Here (http://www.seattleopera.org/affiliates/bravo/) is a link: Seattle Opera has the "Bravo Club" as a way to attract people aged 21 through 39. Club members get reduced price tickets and invitations to regularly scheduled parties. I'm told it is very successful.

Scott

Florestan
February 11th, 2018, 02:59 PM
Speaking of opera for kids, here is a site that provides materials on opera for teachers to use in the classroom (no reason parents could not use these at home). For example there are seven listed teacher resources for Barber of Seville (https://www.operaamerica.org/Applications/Notes/topTen.aspx) and a nice page on voice types (https://www.operaamerica.org/Applications/Notes/voice.aspx) that I would do well to study.

Soave_Fanciulla
February 11th, 2018, 06:54 PM
Speaking of opera for kids, here is a site that provides materials on opera for teachers to use in the classroom (no reason parents could not use these at home). For example there are seven listed teacher resources for Barber of Seville (https://www.operaamerica.org/Applications/Notes/topTen.aspx) and a nice page on voice types (https://www.operaamerica.org/Applications/Notes/voice.aspx) that I would do well to study.
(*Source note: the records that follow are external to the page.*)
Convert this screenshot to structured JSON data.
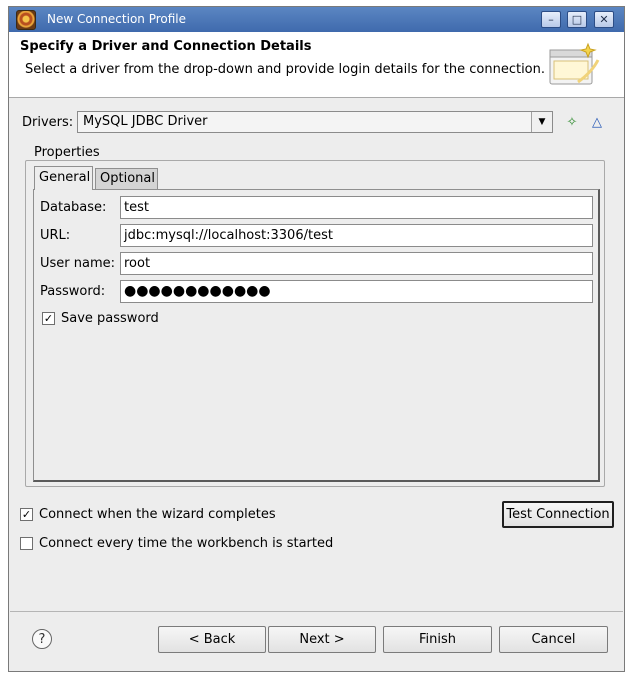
{
  "window": {
    "title": "New Connection Profile",
    "icon": "eclipse-app-icon",
    "controls": [
      "minimize-icon",
      "maximize-icon",
      "close-icon"
    ]
  },
  "banner": {
    "title": "Specify a Driver and Connection Details",
    "description": "Select a driver from the drop-down and provide login details for the connection."
  },
  "drivers": {
    "label": "Drivers:",
    "selected": "MySQL JDBC Driver",
    "add_icon": "new-driver-icon",
    "edit_icon": "edit-driver-icon"
  },
  "properties": {
    "group_label": "Properties",
    "tabs": [
      {
        "label": "General",
        "active": true
      },
      {
        "label": "Optional",
        "active": false
      }
    ],
    "fields": {
      "database": {
        "label": "Database:",
        "value": "test"
      },
      "url": {
        "label": "URL:",
        "value": "jdbc:mysql://localhost:3306/test"
      },
      "username": {
        "label": "User name:",
        "value": "root"
      },
      "password": {
        "label": "Password:",
        "value": "●●●●●●●●●●●●"
      }
    },
    "save_password": {
      "label": "Save password",
      "checked": true
    }
  },
  "options": {
    "connect_on_complete": {
      "label": "Connect when the wizard completes",
      "checked": true
    },
    "connect_every_time": {
      "label": "Connect every time the workbench is started",
      "checked": false
    },
    "test_connection": "Test Connection"
  },
  "footer": {
    "help_icon": "help-icon",
    "back": "< Back",
    "next": "Next >",
    "finish": "Finish",
    "cancel": "Cancel"
  }
}
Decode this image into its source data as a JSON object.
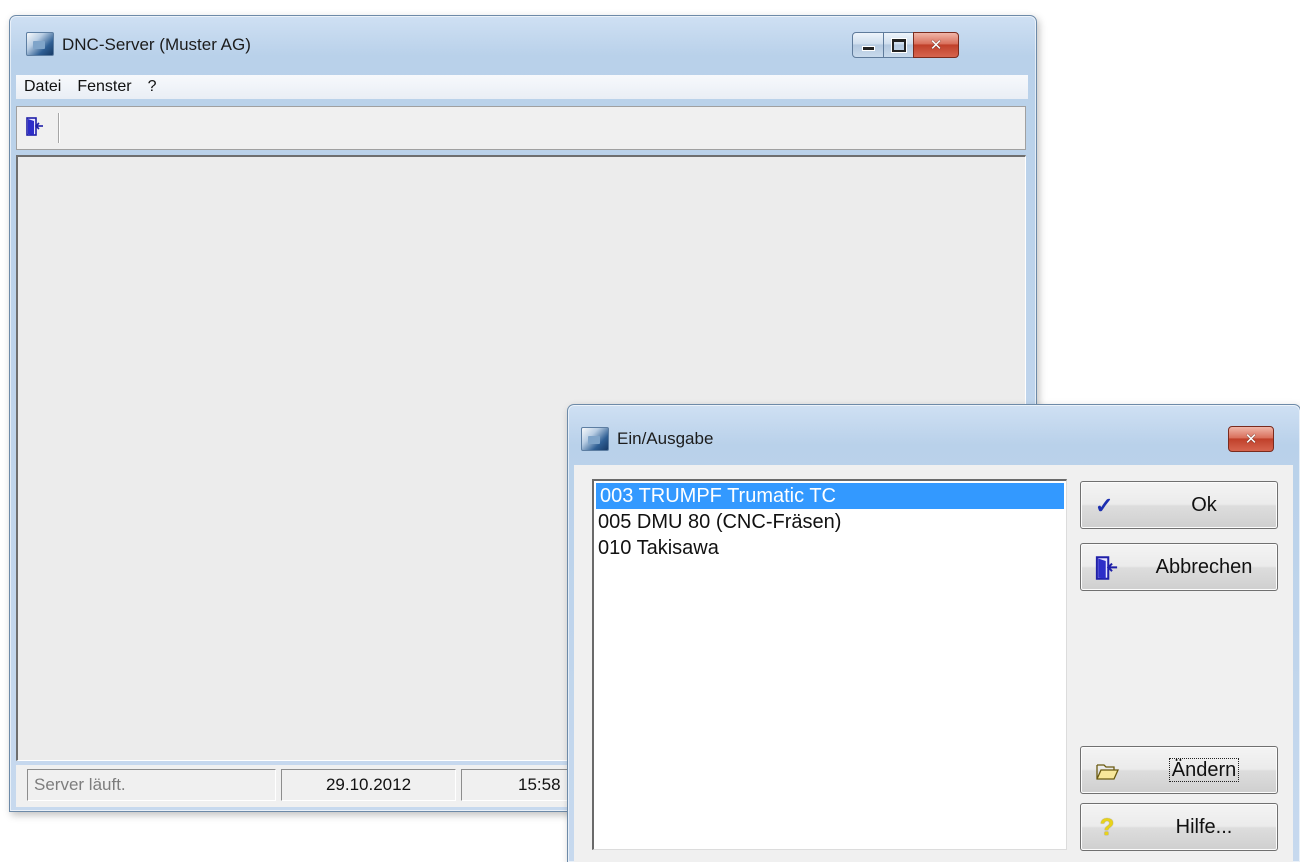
{
  "main_window": {
    "title": "DNC-Server (Muster AG)",
    "menu": [
      "Datei",
      "Fenster",
      "?"
    ],
    "status": {
      "message": "Server läuft.",
      "date": "29.10.2012",
      "time": "15:58"
    }
  },
  "dialog": {
    "title": "Ein/Ausgabe",
    "list_items": [
      "003 TRUMPF Trumatic TC",
      "005 DMU 80 (CNC-Fräsen)",
      "010 Takisawa"
    ],
    "selected_index": 0,
    "buttons": {
      "ok": "Ok",
      "cancel": "Abbrechen",
      "change": "Ändern",
      "help": "Hilfe..."
    }
  },
  "icons": {
    "app": "dnc-app-icon",
    "exit": "door-exit-icon",
    "ok": "check-icon",
    "change": "open-folder-icon",
    "help": "question-icon"
  },
  "colors": {
    "selection": "#3399ff",
    "close_button": "#c8452f",
    "status_text": "#7d7d7d"
  }
}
That's a very nice explanation of voice types.

Luiz Gazzola (Almaviva)
February 12th, 2018, 02:14 AM
That's a very nice explanation of voice types.
Seconded.

Florestan
February 12th, 2018, 04:34 AM
Looks like they know what they are doing. The root website is the National Opera Center and they seem to have quite a lot of information on their site.

https://www.operaamerica.org/

Luiz Gazzola (Almaviva)
February 12th, 2018, 05:00 AM
Looks like they know what they are doing. The root website is the National Opera Center and they seem to have quite a lot of information on their site.

https://www.operaamerica.org/
Yes, of course. It's Opera America, the umbrella organization for most professional opera companies in America. Actually Opera Lively was a member of Opera America for a few years; later I thought that given our small budget, the annual membership fee was a bit too much, so I didn't renew. But Opera America is excellent and they do have a wealth of information on their site. I've visited the National Opera Center a few times and they have an excellent library, great recording and rehearsal/performing facilities, and do a great job to support the art form in America.